In: Accounting
1. Parker is considering adopting IFRS for financial reporting. What are some of the key differences between IFRS and US GAAP that might impact Parker? What are some of the advantages and disadvantages that might accrue to Parker if it adopted IFRS for all of its operations?
2. Would adoption of IFRS require additional reporting requirements for the SEC? What role does the IASB, FASB, PCAOB and SEC play in promoting high-quality accounting information for US and global businesses? Does the retention of a separate US GAAP in an otherwise IFRS world environment present any challenges for US based companies?
Answers : -
1) Difference between IFRS and US GAAP
A. The IFRS is principles based, it means that there are more potential for different interpretation for similar transactions. US GAAP is rule based, it means that the rules prescribed by the US GAAP has to be followed for recording of transactions.
B. The IFRS is globally accepted standards for accounting on the other hand US GAAP is is used within United States only.
C. Under IFRS LIFO method for i ventory valuation is not allowed wheraas in GAAP LIFO method is allowed.
Advantages and disadvantages of IFRS
1) ADVANTAGES. A. Allows for greater comparability : - Business using similar methods for preparing the financial statements can easily compare their financial statements.
B. More flexibility : - Using a philosophy that is based on principles instead of rules gives more flexibility to the company.
C. Beneficial to new and small investors : - IFRS helps new and small investors by preparing reporting standards to have better quality and simpler financial statements.

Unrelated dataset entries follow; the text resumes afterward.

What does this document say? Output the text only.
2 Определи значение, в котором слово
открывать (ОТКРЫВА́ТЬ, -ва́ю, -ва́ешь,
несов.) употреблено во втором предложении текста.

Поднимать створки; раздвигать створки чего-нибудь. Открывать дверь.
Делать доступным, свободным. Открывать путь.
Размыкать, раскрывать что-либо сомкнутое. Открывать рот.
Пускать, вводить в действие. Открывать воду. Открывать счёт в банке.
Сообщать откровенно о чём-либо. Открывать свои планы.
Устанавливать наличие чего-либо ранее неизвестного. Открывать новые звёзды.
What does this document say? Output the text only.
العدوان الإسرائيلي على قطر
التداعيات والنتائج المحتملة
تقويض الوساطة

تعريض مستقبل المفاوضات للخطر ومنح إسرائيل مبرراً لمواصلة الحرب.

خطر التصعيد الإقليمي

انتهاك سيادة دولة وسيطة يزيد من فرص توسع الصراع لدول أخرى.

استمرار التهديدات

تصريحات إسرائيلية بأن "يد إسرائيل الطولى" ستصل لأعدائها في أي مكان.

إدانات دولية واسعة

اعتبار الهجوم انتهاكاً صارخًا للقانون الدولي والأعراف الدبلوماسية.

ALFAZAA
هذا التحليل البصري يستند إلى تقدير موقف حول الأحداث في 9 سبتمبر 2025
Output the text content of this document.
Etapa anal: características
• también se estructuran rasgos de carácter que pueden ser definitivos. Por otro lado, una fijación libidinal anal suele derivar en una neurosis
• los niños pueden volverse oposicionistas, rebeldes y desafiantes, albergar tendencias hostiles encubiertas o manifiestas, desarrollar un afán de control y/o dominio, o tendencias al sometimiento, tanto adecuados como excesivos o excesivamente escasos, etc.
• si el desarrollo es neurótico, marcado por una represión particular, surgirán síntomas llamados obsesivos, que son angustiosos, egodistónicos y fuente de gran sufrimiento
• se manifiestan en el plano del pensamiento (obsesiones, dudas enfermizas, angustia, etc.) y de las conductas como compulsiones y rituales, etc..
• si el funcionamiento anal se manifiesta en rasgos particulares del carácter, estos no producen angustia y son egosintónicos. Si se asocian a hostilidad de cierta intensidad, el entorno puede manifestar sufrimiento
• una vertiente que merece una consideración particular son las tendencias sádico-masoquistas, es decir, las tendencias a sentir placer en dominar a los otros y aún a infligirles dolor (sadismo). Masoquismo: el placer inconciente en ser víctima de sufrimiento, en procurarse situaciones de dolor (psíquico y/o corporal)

IFRS is accepted globally.
2) DISADVANTAGES
A. It requires high cost : - whether large or small all business would feel the impact if a country adopts IFRS. The small companies will bear more financial burden as compared to large companies.
B. It is prone to manipulation : - As companies can use the methods that they wish like LIFO for inventory valuation this will lead to desired results and manipulation.
C. Not accepted in US : - The IFRS is not accepted in US and other countries may not accept it due to their financial relations with US.
2. No, the adoption of IFRS does not require additional reporting requirements for the SEC.
ROLES
A. IASB : - The role of the IASB is to issue international accounting standards.
B. FASB : - The role of the FASB is to improve GAAP within the US.
C. PCAOB : - The role of the PCAOB is to oversee the auditors of the public companies and to protect the interest of investors.
D. SEC : - The role of SEC is to protect investors, maintain fair orderly and efficient market.